The Girl from Tomorrow (1991–1992)
8/10
Downright excellent Australian TV show
20 April 2008
Warning: Spoilers
Along with soap operas like "Neighbours" and "Home Away", Australia has exported a number of television show to the UK. Among them was this science fiction TV show about a girl from the far-flung future lost in the present, the present being 1990, when the show was made. For a kids TV show, it's downright sophisticated and superbly structured with engaging central characters.

Alana (Katherine Cullen) is a young girl living in a peaceful Australia in the year 3000. Her guardian, Tulista (Helen Jones) takes part in an experiment to return to the year 2500, to discover the causes of the Great Disaster, a worldwide apocalypse that nearly wiped out mankind. Tulista succeeds in travelling back in time, yet returns in hostage to Silverthorn (John Howard), an unscrupulous criminal who kidnaps Alana in the time capsule which lands in the year 1990. Alana escapes from the capsule and is taken in by a kindly shopkeeper Irene (Helen O'Connor) and her two children; rebellious Jenny (Melissa Marshal) and precocious kid genius Petey (James Marshall Findlay). With the aid of a friendly schoolteacher Mr Rooney (Andrew Clarke), the gang try to find a way to reclaim the time capsule from Silverthorn and return to the future...

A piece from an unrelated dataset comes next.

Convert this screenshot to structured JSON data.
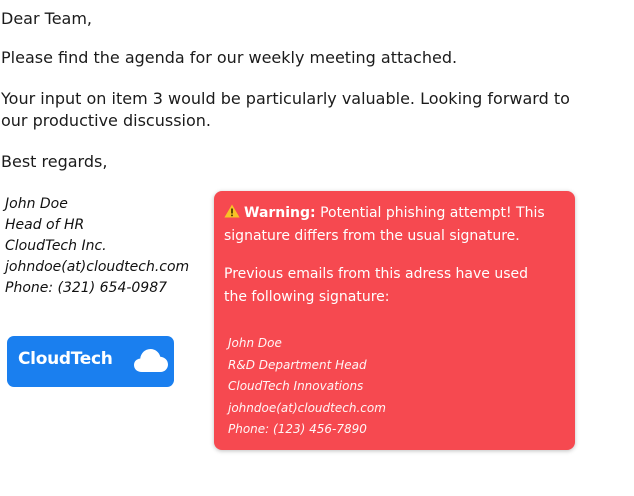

The series benefits from superb writing which sketches the characters neatly and structures each episode well, ending each time on a terrific cliffhanger that leaves you begging for more. Although the series has the usual plot holes and paradoxes that one encounters in time travel stories, none of this hurts the show at all. There is the occasional ropey performance or unconvincing fight scene, but the show can easily be enjoyed by adults and kids alike. As a twenty-six year old now, I had as much fun watching it now as I did as a young boy.

Asides from the writing, there are some good performances from Katherine Cullen as Alana, who engages audience sympathy with the character without ever being overly mawkish. She works best in tandem with Melissa Marshal's more streetwise Jenny, and the two seem to balance each other out whenever they're on screen. John Howard, no relation to the Australian Prime Minister of the same name, makes a great villain being both nasty and charismatic.

Although the show is Region 0 and not available on DVD in the UK, it can be viewed online on Youtube, along with it's sequel show "Tomorrow's End".